Aber warum ihre Überraschung?
"Nun, das mit den Stiefeletten und Deinem Fetisch, mein lieber Schweizer Top, ist ja nicht sooo weit hergeholt." Sie streckte ihr rechtes Bein in die Höhe und zeigte das dazu passende Schuhwerk. "Was für ein Zufall, ne? Soll ich langsam am Reissverschluss ziehen, damit Du Klick für Klick hörst und siehst…, wie es Elly in Deiner Geschichte tat?"
"Schweig, Du Satansbraten! Du hast Dich soeben selbst geliefert, sollte Dir das nicht aufgefallen sein, meine bittersüsse Berlinerin - nur so von wegen Einfluss auf meine Träume nehmen. Du wirst sehen, ein Stück wie Dich esse ich als Vorspeise, sogar ohne Zucker, also treib es nicht zu bunt hier!"
"Oh, Shitfuck!" entsetzte sie sich, und zwar so laut, dass sich die anderen Gäste nun doch zu uns umdrehten. Peinlich berührt hielt sie ihre Hände vor den Mund.
Wir bezahlten.
Amandas Refugium befand sich unweit des Kudamms. Es handelte sich um zwei für sich schon grosszügige Dachwohnungen, die sie zu einer noch viel grösseren Bleibe verbunden hatte. Ich konnte es mir nicht erklären, aber die neue Situation, nun bei ihr in Berlin zu sein, machte mich nervöser als alle anderen Treffen zuvor. Etwas Heftiges lag in der Luft, mein Kopfkino spulte die wildesten Szenen ab, als sie mit dem Schlüssel die Türe zu ihrem Reich öffnete.

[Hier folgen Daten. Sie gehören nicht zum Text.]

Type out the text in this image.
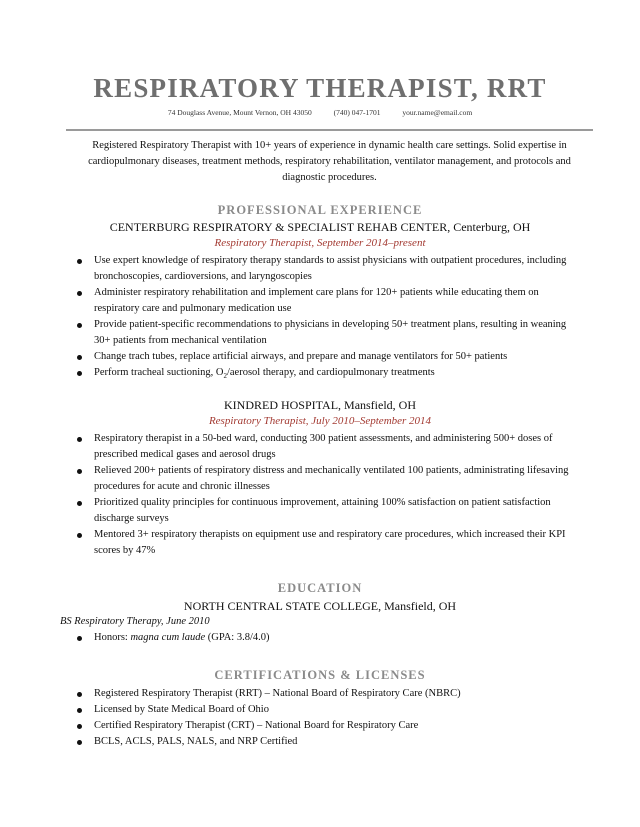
RESPIRATORY THERAPIST, RRT
74 Douglass Avenue, Mount Vernon, OH 43050	(740) 047-1701	your.name@email.com
Registered Respiratory Therapist with 10+ years of experience in dynamic health care settings. Solid expertise in cardiopulmonary diseases, treatment methods, respiratory rehabilitation, ventilator management, and protocols and diagnostic procedures.
PROFESSIONAL EXPERIENCE
CENTERBURG RESPIRATORY & SPECIALIST REHAB CENTER, Centerburg, OH
Respiratory Therapist, September 2014–present
Use expert knowledge of respiratory therapy standards to assist physicians with outpatient procedures, including bronchoscopies, cardioversions, and laryngoscopies
Administer respiratory rehabilitation and implement care plans for 120+ patients while educating them on respiratory care and pulmonary medication use
Provide patient-specific recommendations to physicians in developing 50+ treatment plans, resulting in weaning 30+ patients from mechanical ventilation
Change trach tubes, replace artificial airways, and prepare and manage ventilators for 50+ patients
Perform tracheal suctioning, $O_2$/aerosol therapy, and cardiopulmonary treatments
KINDRED HOSPITAL, Mansfield, OH
Respiratory Therapist, July 2010–September 2014
Respiratory therapist in a 50-bed ward, conducting 300 patient assessments, and administering 500+ doses of prescribed medical gases and aerosol drugs
Relieved 200+ patients of respiratory distress and mechanically ventilated 100 patients, administrating lifesaving procedures for acute and chronic illnesses
Prioritized quality principles for continuous improvement, attaining 100% satisfaction on patient satisfaction discharge surveys
Mentored 3+ respiratory therapists on equipment use and respiratory care procedures, which increased their KPI scores by 47%
EDUCATION
NORTH CENTRAL STATE COLLEGE, Mansfield, OH
BS Respiratory Therapy, June 2010
Honors: magna cum laude (GPA: 3.8/4.0)
CERTIFICATIONS & LICENSES
Registered Respiratory Therapist (RRT) – National Board of Respiratory Care (NBRC)
Licensed by State Medical Board of Ohio
Certified Respiratory Therapist (CRT) – National Board for Respiratory Care
BCLS, ACLS, PALS, NALS, and NRP Certified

„Willkommen in meinem Schloss Charlottenburg!“
Vor mir zeigte sich ein ungewöhnlich breiter Flur, links und rechts von Schränken gesäumt, deren Inhalt mit Rollos abgedeckt war. Amanda zog sogleich der Reihe nach an den vier Seilzügen links und rechts; die offenen Gestelle waren voll von Schuhen, von Pumps über Stiefeletten bis zu Overknees! Ein Duftgemisch aus ihr und den unterschiedlichen Ledersorten stiess sofort in meine Nase liess mich leicht taumeln.
Diese freche Brat lachte natürlich. "Hier ist sie zuhause, Deine Berliner Lust - und sie hat Dich wie im Traum unter Kontrolle, nicht wahr?"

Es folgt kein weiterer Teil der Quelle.